So to keep it short, my bf and I in a healthy and love filled relationship. Recently we had sex and it was like our 2-3 Rd time it was like sooo bad. And after sex he told me that my vagina is not tight…I was aware that different bodies exist and it’s okay and atleast we can try diff poses and tricks to enjoy and resolve this problem. But after that statement even though I know that it’s not a big deal I felt a sudden feeling of anger. I think it was becuz he asked me, do u know why your vainga is that way? and all I could remember was the sexual assault, I had in my childhood. I know he would never make me feel bad about me, but without knowing he really messed me up and now I just don’t want sex for now. He tried to make it up with alots of lovely comments abt my body and declared his love for me but it just made me more angry……I don’t know what’s wrong with me

3 comments
  1. Firstly, I’m so sorry you experienced what you had in your childhood.
    Secondly, nothing is wrong with you.
    Bodies come in all different shapes and sizes. It’s an extremely shameful comment made by your partner. No amount of “nice remarks” balance that out. I’m glad you have a happy relationship outside of this comment but perhaps the anger would subside if you explained how hurtful that comment was to you.

  2. As a trauma survivor, my guess is this was extremely triggering. You MUST tell him this, your past, and how it may come up during intimacy. Let him know that comments about your body that you cannot control is absolutely wrong, unnecessary, and damaging. If he at all cares about you, his response will be to accept and care for you regardless. If he doesn’t, get out – he won’t ever understand.
    Take time away from sex. Sweetie, sounds like some healing is in order for you. Have you ever talked to anyone about your assault?

    You have every right to feel the way you do. We never get over our trauma. But we do learn to heal and live with the scar. I wish nothing but healing and peace for you.

  3. Girl that is so disrespectful of him. I’d bring it up to him directly, that his comment was upsetting. Ask him how he would feel if you asked why his dick is so small that he can’t even feel your pussy? This has nothing to do with your SA or your vagina, though I know it triggered all that for you. But there is literally nothing wrong with your pussy.

    He needs to realize what a dumbass he is. And maybe ask him about his porn/masturbation habits because it’s much more likely that his problem with your pussy is due to him using death grip when he’s jerking off. He’s probably desensitized himself. And if he’s using porn frequently it’s probably also screwed up his own ability to get aroused by actual sex. This is all a problem with HIM.

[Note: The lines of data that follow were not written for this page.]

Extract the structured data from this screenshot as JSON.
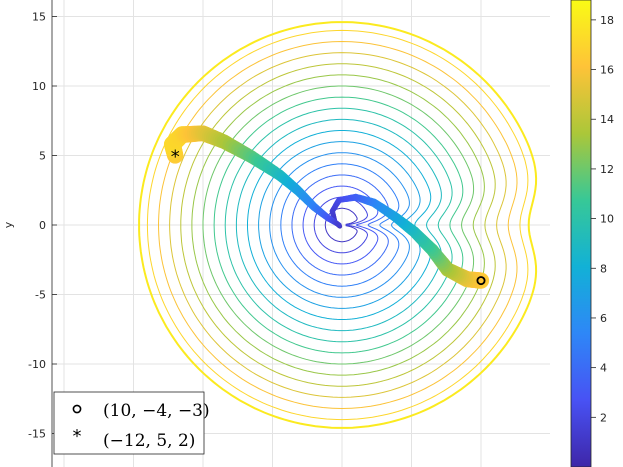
{
  "chart_data": {
    "type": "contour",
    "title": "",
    "xlabel": "",
    "ylabel": "y",
    "xlim": [
      -20,
      20
    ],
    "ylim": [
      -16.5,
      16.5
    ],
    "y_ticks": [
      15,
      10,
      5,
      0,
      -5,
      -10,
      -15
    ],
    "y_tick_labels": [
      "15",
      "10",
      "5",
      "0",
      "-5",
      "-10",
      "-15"
    ],
    "grid": true,
    "contours": {
      "center": [
        0,
        0
      ],
      "levels": [
        1,
        2,
        3,
        4,
        5,
        6,
        7,
        8,
        9,
        10,
        11,
        12,
        13,
        14,
        15,
        16,
        17,
        18
      ],
      "radii": [
        1.2,
        2.0,
        2.8,
        3.6,
        4.4,
        5.2,
        6.0,
        6.8,
        7.6,
        8.4,
        9.2,
        10.0,
        10.8,
        11.6,
        12.4,
        13.2,
        14.0,
        14.6
      ],
      "notch_side": "right"
    },
    "trajectories": [
      {
        "name": "(10, -4, -3)",
        "marker": "circle",
        "start": [
          10,
          -4
        ],
        "path": [
          [
            10,
            -4
          ],
          [
            9,
            -3.9
          ],
          [
            7.6,
            -3.2
          ],
          [
            6.5,
            -1.8
          ],
          [
            5.2,
            -0.5
          ],
          [
            3.8,
            0.6
          ],
          [
            2.3,
            1.6
          ],
          [
            1,
            2
          ],
          [
            -0.2,
            1.8
          ],
          [
            -0.7,
            1
          ],
          [
            -0.5,
            0.2
          ],
          [
            -0.15,
            -0.1
          ]
        ],
        "values": [
          16.5,
          15.8,
          13.6,
          11.2,
          9.3,
          7.4,
          5.6,
          3.6,
          2.4,
          1.6,
          1.1,
          0.6
        ]
      },
      {
        "name": "(-12, 5, 2)",
        "marker": "asterisk",
        "start": [
          -12,
          5
        ],
        "path": [
          [
            -12,
            5
          ],
          [
            -12.2,
            5.8
          ],
          [
            -11.5,
            6.5
          ],
          [
            -10,
            6.6
          ],
          [
            -8.5,
            6
          ],
          [
            -6.5,
            4.9
          ],
          [
            -4.5,
            3.6
          ],
          [
            -3.2,
            2.5
          ],
          [
            -2,
            1.3
          ],
          [
            -1,
            0.5
          ],
          [
            -0.2,
            0
          ]
        ],
        "values": [
          16.4,
          17.2,
          16.9,
          15.4,
          13.8,
          11.6,
          9.2,
          7.2,
          5.2,
          3.2,
          1.3
        ]
      }
    ],
    "colorbar": {
      "range": [
        0,
        18.8
      ],
      "ticks": [
        2,
        4,
        6,
        8,
        10,
        12,
        14,
        16,
        18
      ],
      "tick_labels": [
        "2",
        "4",
        "6",
        "8",
        "10",
        "12",
        "14",
        "16",
        "18"
      ],
      "colormap": "parula"
    },
    "legend": {
      "location": "bottom-left",
      "entries": [
        {
          "marker": "circle",
          "label": "(10, −4, −3)"
        },
        {
          "marker": "asterisk",
          "label": "(−12, 5, 2)"
        }
      ]
    }
  }
}
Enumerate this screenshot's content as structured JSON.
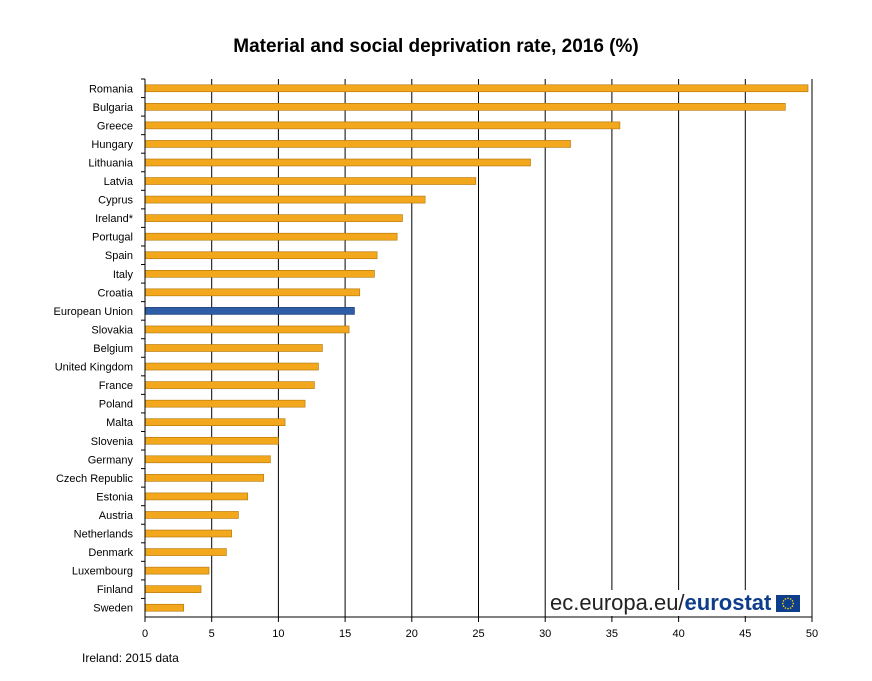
{
  "chart_data": {
    "type": "bar",
    "orientation": "horizontal",
    "title": "Material and social deprivation rate, 2016 (%)",
    "categories": [
      "Romania",
      "Bulgaria",
      "Greece",
      "Hungary",
      "Lithuania",
      "Latvia",
      "Cyprus",
      "Ireland*",
      "Portugal",
      "Spain",
      "Italy",
      "Croatia",
      "European Union",
      "Slovakia",
      "Belgium",
      "United Kingdom",
      "France",
      "Poland",
      "Malta",
      "Slovenia",
      "Germany",
      "Czech Republic",
      "Estonia",
      "Austria",
      "Netherlands",
      "Denmark",
      "Luxembourg",
      "Finland",
      "Sweden"
    ],
    "values": [
      49.7,
      48.0,
      35.6,
      31.9,
      28.9,
      24.8,
      21.0,
      19.3,
      18.9,
      17.4,
      17.2,
      16.1,
      15.7,
      15.3,
      13.3,
      13.0,
      12.7,
      12.0,
      10.5,
      10.0,
      9.4,
      8.9,
      7.7,
      7.0,
      6.5,
      6.1,
      4.8,
      4.2,
      2.9
    ],
    "highlight_category": "European Union",
    "xlim": [
      0,
      50
    ],
    "xticks": [
      0,
      5,
      10,
      15,
      20,
      25,
      30,
      35,
      40,
      45,
      50
    ],
    "grid": true,
    "colors": {
      "bar": "#F2A71D",
      "bar_edge": "#B07405",
      "highlight": "#2E5DA8",
      "highlight_edge": "#0F2E66",
      "grid": "#000000"
    }
  },
  "footnote": "Ireland: 2015 data",
  "logo": {
    "text_light": "ec.europa.eu/",
    "text_bold": "eurostat",
    "flag_color": "#0E3D8C",
    "star_color": "#FFDD00"
  }
}
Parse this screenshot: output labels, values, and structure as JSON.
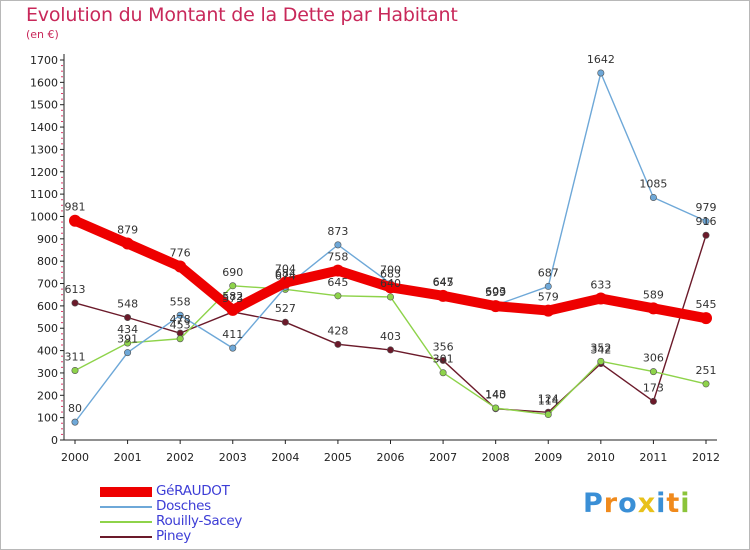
{
  "title": "Evolution du Montant de la Dette par Habitant",
  "subtitle": "(en €)",
  "logo": {
    "text": "Proxiti",
    "letters": [
      {
        "char": "P",
        "color": "#3a8fd6"
      },
      {
        "char": "r",
        "color": "#f08a1c"
      },
      {
        "char": "o",
        "color": "#3a8fd6"
      },
      {
        "char": "x",
        "color": "#e8c11a"
      },
      {
        "char": "i",
        "color": "#3a8fd6"
      },
      {
        "char": "t",
        "color": "#f08a1c"
      },
      {
        "char": "i",
        "color": "#8bc43a"
      }
    ]
  },
  "chart_data": {
    "type": "line",
    "title": "Evolution du Montant de la Dette par Habitant",
    "subtitle": "(en €)",
    "xlabel": "",
    "ylabel": "",
    "x": [
      "2000",
      "2001",
      "2002",
      "2003",
      "2004",
      "2005",
      "2006",
      "2007",
      "2008",
      "2009",
      "2010",
      "2011",
      "2012"
    ],
    "ylim": [
      0,
      1700
    ],
    "yticks": [
      0,
      100,
      200,
      300,
      400,
      500,
      600,
      700,
      800,
      900,
      1000,
      1100,
      1200,
      1300,
      1400,
      1500,
      1600,
      1700
    ],
    "grid": false,
    "legend_position": "bottom-left",
    "series": [
      {
        "name": "GéRAUDOT",
        "color": "#ee0000",
        "line_style": "thick",
        "values": [
          981,
          879,
          776,
          582,
          704,
          758,
          683,
          645,
          599,
          579,
          633,
          589,
          545
        ]
      },
      {
        "name": "Dosches",
        "color": "#6ea8d8",
        "line_style": "thin",
        "values": [
          80,
          391,
          558,
          411,
          684,
          873,
          700,
          647,
          603,
          687,
          1642,
          1085,
          979
        ]
      },
      {
        "name": "Rouilly-Sacey",
        "color": "#8ed34a",
        "line_style": "thin",
        "values": [
          311,
          434,
          453,
          690,
          674,
          645,
          640,
          301,
          143,
          114,
          352,
          306,
          251
        ]
      },
      {
        "name": "Piney",
        "color": "#6b1a2a",
        "line_style": "thin",
        "values": [
          613,
          548,
          478,
          573,
          527,
          428,
          403,
          356,
          140,
          124,
          342,
          173,
          916
        ]
      }
    ]
  }
}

    Maybe he’s just being dumb and is inexperienced and ignorant, but I’d keep a close watch for any behavior from him that is focused on blaming or shaming you, deflecting his problems onto you, etc. Abuse victims unfortunately are more likely to get into relationships with abusive people. And from this interaction I’d be VERY wary about staying in a relationship with him. You shouldn’t have to be even MORE vulnerable with him about your past and your body when the problem is about him. He should be here on reddit asking why he didn’t get as much sensation during sex as expected and I guarantee all the comments would be about death grip, porn habits, and trying different positions. None of them would be about you being “loose.” And that’s because the problem is with him and not you.